3.1. A tradução de Sérgio Milliet

Sérgio Milliet (1898-1966) foi poeta, ensaísta, crítico e tradutor. Conforme escreve Massaud Moisés (2004, p. 122):

Escreveu inicialmente em francês (...), na linha da poesia simbolista. Cultivou a irreverência vizinha da prosa, não sem trair um fundo de tristeza, resíduo simbolista que o seu temperamento sedimentou e perpetuou. (...) Era então evidente um cosmopolitismo que, sustentado nessa entranhada melancolia, faz dele um modernista histórico, epidermicamente sintonizado com o clima da época, para quem ser modernista era sinônimo de falar em trilhos automóveis e estradas de rodagem (...)” (2004, p. 122). Embora tenha uma produção poética importante, é como crítico que se sobressai e “onde os juízos, a despeito da tendência para distribuir elogios a torto e a direito, sobretudo para estreantes, não raro se amparam em bom gosto e finas intuições, que o tornam um dos críticos mais atuantes e respeitáveis da década de 1940.

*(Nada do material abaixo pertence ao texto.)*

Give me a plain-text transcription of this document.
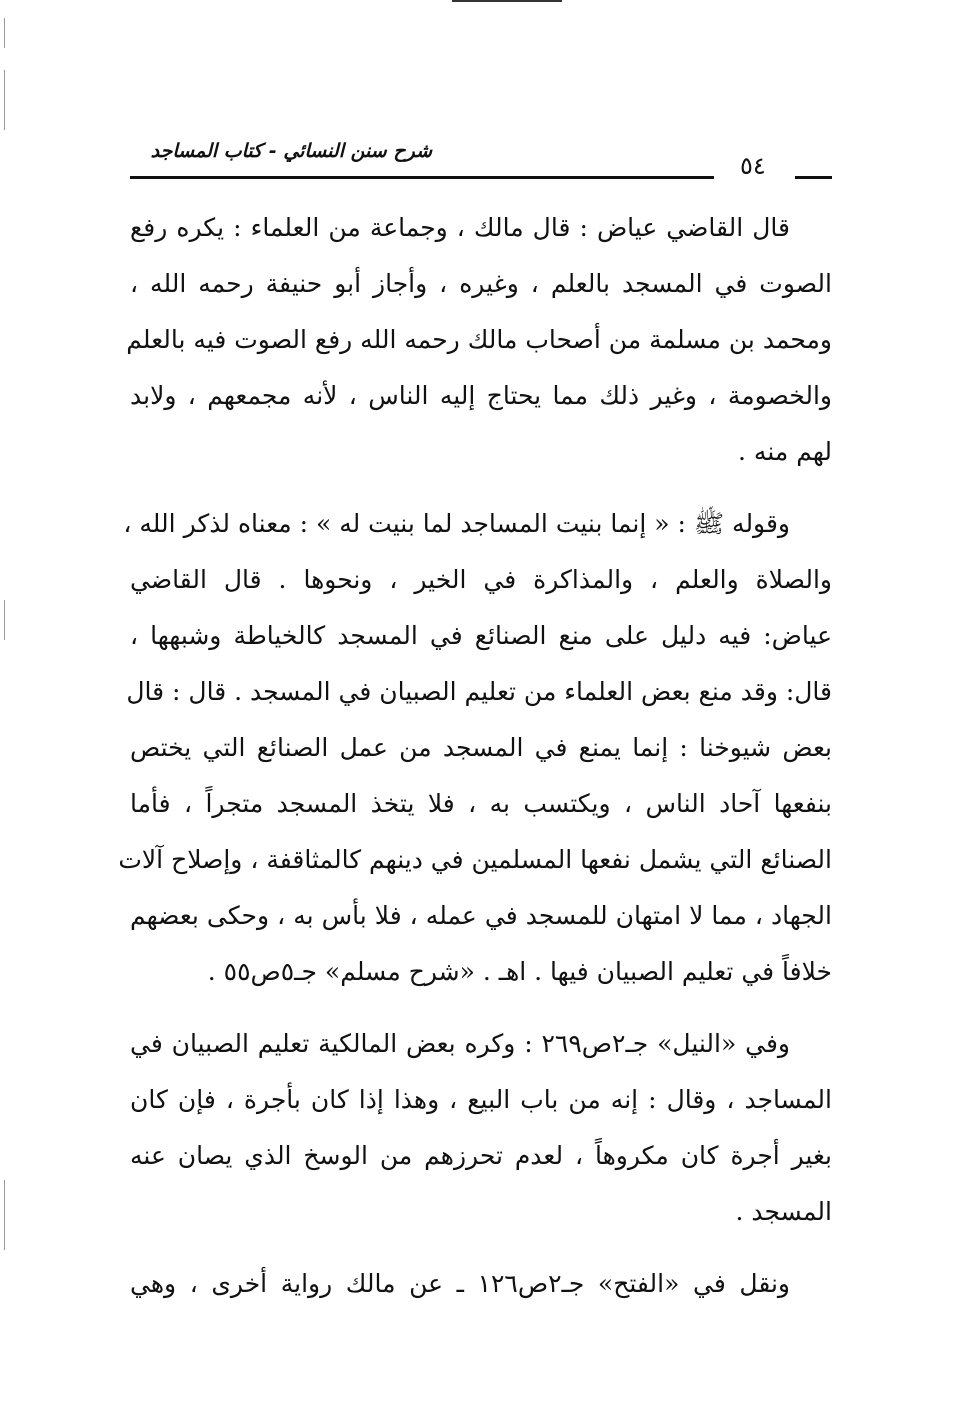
شرح سنن النسائي - كتاب المساجد
٥٤
قال القاضي عياض : قال مالك ، وجماعة من العلماء : يكره رفع
الصوت في المسجد بالعلم ، وغيره ، وأجاز أبو حنيفة رحمه الله ،
ومحمد بن مسلمة من أصحاب مالك رحمه الله رفع الصوت فيه بالعلم
والخصومة ، وغير ذلك مما يحتاج إليه الناس ، لأنه مجمعهم ، ولابد
لهم منه .
وقوله ﷺ : « إنما بنيت المساجد لما بنيت له » : معناه لذكر الله ،
والصلاة والعلم ، والمذاكرة في الخير ، ونحوها . قال القاضي
عياض: فيه دليل على منع الصنائع في المسجد كالخياطة وشبهها ،
قال: وقد منع بعض العلماء من تعليم الصبيان في المسجد . قال : قال
بعض شيوخنا : إنما يمنع في المسجد من عمل الصنائع التي يختص
بنفعها آحاد الناس ، ويكتسب به ، فلا يتخذ المسجد متجراً ، فأما
الصنائع التي يشمل نفعها المسلمين في دينهم كالمثاقفة ، وإصلاح آلات
الجهاد ، مما لا امتهان للمسجد في عمله ، فلا بأس به ، وحكى بعضهم
خلافاً في تعليم الصبيان فيها . اهـ . «شرح مسلم» جـ٥ص٥٥ .
وفي «النيل» جـ٢ص٢٦٩ : وكره بعض المالكية تعليم الصبيان في
المساجد ، وقال : إنه من باب البيع ، وهذا إذا كان بأجرة ، فإن كان
بغير أجرة كان مكروهاً ، لعدم تحرزهم من الوسخ الذي يصان عنه
المسجد .
ونقل في «الفتح» جـ٢ص١٢٦ ـ عن مالك رواية أخرى ، وهي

A tradução de Sérgio Milliet “Ensaios” (Figura 11), é considerada clássica. Editada em 1961 pela Editora Globo de Porto Alegre, Biblioteca dos Séculos, 3 volumes (v.1. Precedido de “Montaigne – o homem e a obra” de Pierre Moreau.- v.2. Precedido de “Os ensaios de Montaigne” de Pierre Villey.- v.3. Precedido de “Para conhecer o pensamento de Montaigne”, de Maurice Weiler), foi reeditada em1972 pela Abril Cultural de São Paulo e mais tarde pela Editora Abril e pela Editora da Universidade de Brasília/Hucitec, 1987, reeditada várias vezes.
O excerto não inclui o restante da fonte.